During the first six months of her life, I felt like I would never make it. I remember having lunch at my friend Arlene's house when Frankie was a screaming sleepless three-week-old. Another friend was there who had just had her fourth baby and she mused conspiratorially, "There's nothing like a mother's love, is there?." I wanted to weep. It took six months before I had one full day without thinking for a moment that I wished I hadn't had her.

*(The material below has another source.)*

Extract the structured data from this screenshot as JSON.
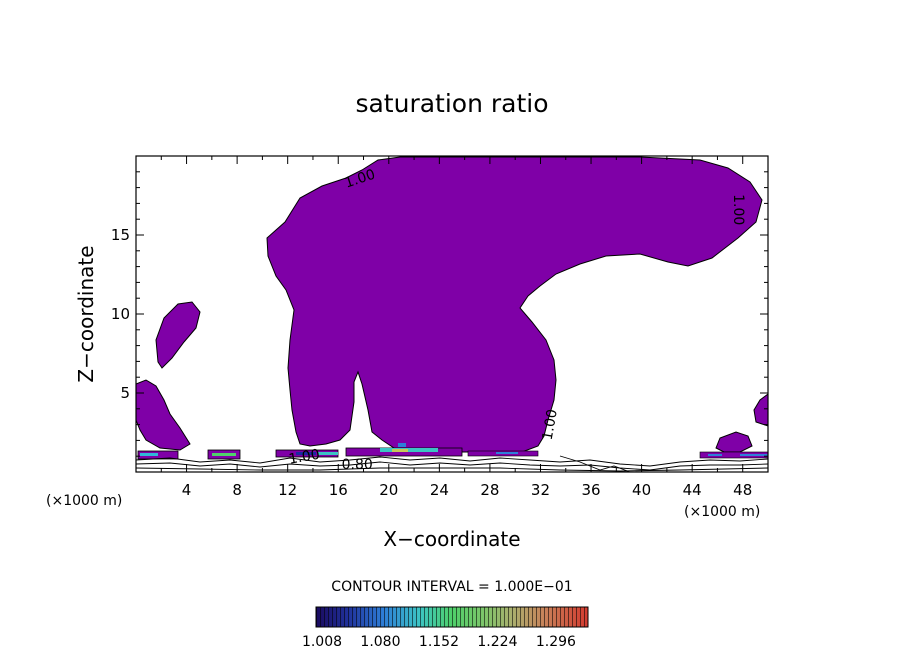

And yet here I am, almost three years later, thinking how bleak and colorless my life was before her and how rich and complicated and huge it is now that she's in it.

3 comments:

Molly said...

had i shown you a picture of her with her tiny bones and stringy hair on that motorcycle three years ago (no doubt shouting "tell me a pretend story, dad"), those six months might have been a little easier. she's a doll.

leedekam said...

I remember our lunch that day~and I remember having some of the same feelings when Janneke was born. It didn't come very naturally to me :). You are such a great mom and have been from day 1 (as well a great storyteller~no wonder she always wants to hear one).

SDK said...

I love that you are in the club of moms that admit ambivalent feelings, Arlene. That is one of the reasons I have always loved you!